Social factors and lack of medical facilities
- It is important to look through an intersectional lens, and factor in class and caste privilege.
- Abortion facilities in private medical centres are expensive, available only for those who have the resources.
- Lack of access: Not all public health centres, especially in rural India, provide abortion facilities.
- Most unmarried women end up resorting to unsafe abortions in illegal clinics or at home.
- According to the latest National Family Health Survey 2019-2021, 27 percent of the abortions were carried out by the woman herself at home.
- According to United Nations’ Population Fund’s (UNFPA) State of the World Population Report 2022, around 8 women die each day in India due to unsafe abortions.
- It also found that between 2007-2011, 67 percent of the abortions were classified as unsafe. Unsafe abortion was one of the top three causes of maternal deaths.
Issues in the Surrogacy (Regulation) Act 2021
- While well-intentioned, leaves much to be desired. The plethora of regulations one must undergo is antithetical to a dignified standard of living.

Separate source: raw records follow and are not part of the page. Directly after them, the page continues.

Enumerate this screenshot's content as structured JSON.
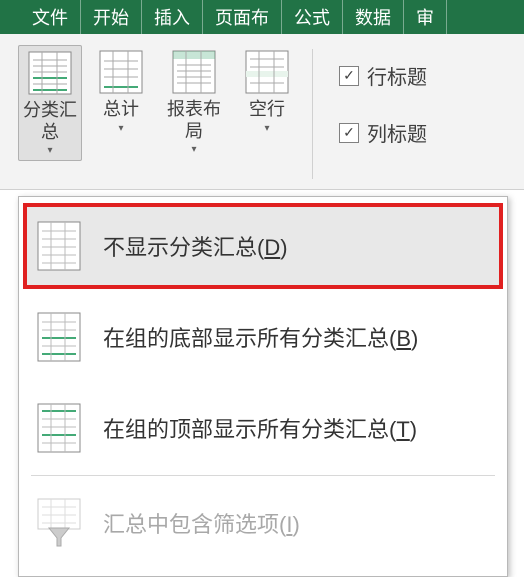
{
  "tabs": {
    "file": "文件",
    "home": "开始",
    "insert": "插入",
    "pagelayout": "页面布",
    "formulas": "公式",
    "data": "数据",
    "review": "审"
  },
  "ribbon": {
    "subtotal": "分类汇总",
    "grand": "总计",
    "layout": "报表布局",
    "blank": "空行",
    "rowheaders": "行标题",
    "colheaders": "列标题"
  },
  "menu": {
    "noSubtotal": "不显示分类汇总(",
    "noSubtotalKey": "D",
    "bottom": "在组的底部显示所有分类汇总(",
    "bottomKey": "B",
    "top": "在组的顶部显示所有分类汇总(",
    "topKey": "T",
    "filtered": "汇总中包含筛选项(",
    "filteredKey": "I",
    "close": ")"
  }
}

- Exclusionary in nature: Experts have pointed out that the Act is exclusionary in nature, disregards privacy, and also exploits women’s reproductive labour. Only a heterosexual married couple (with certain preconditions) can be the intending parents.
- It strips the reproductive autonomy of LGBTQ+ persons and single, divorced, and widowed intending parents. It can be seen as a violation to the fundamental right to equality.
- Experts also believe that regulations, rather than a complete ban on commercial surrogacy, should have been the way forward.
- Violates right to privacy: The Act requires the intending couple to declare their infertility and reveals the identity of the surrogate, both of which violate the right to privacy.
- The landmark Puttaswamy judgment discusses bodily privacy – the right over one’s body and “the freedom of being able to prevent others from violating one’s body.”
- The current reproductive rights regulatory framework falls short in guaranteeing bodily privacy.
The situation in India is far from perfect and we should take this moment to reflect and learn from progressive practices around the world. We should strive for inclusivity, complete bodily autonomy, and reproductive equity.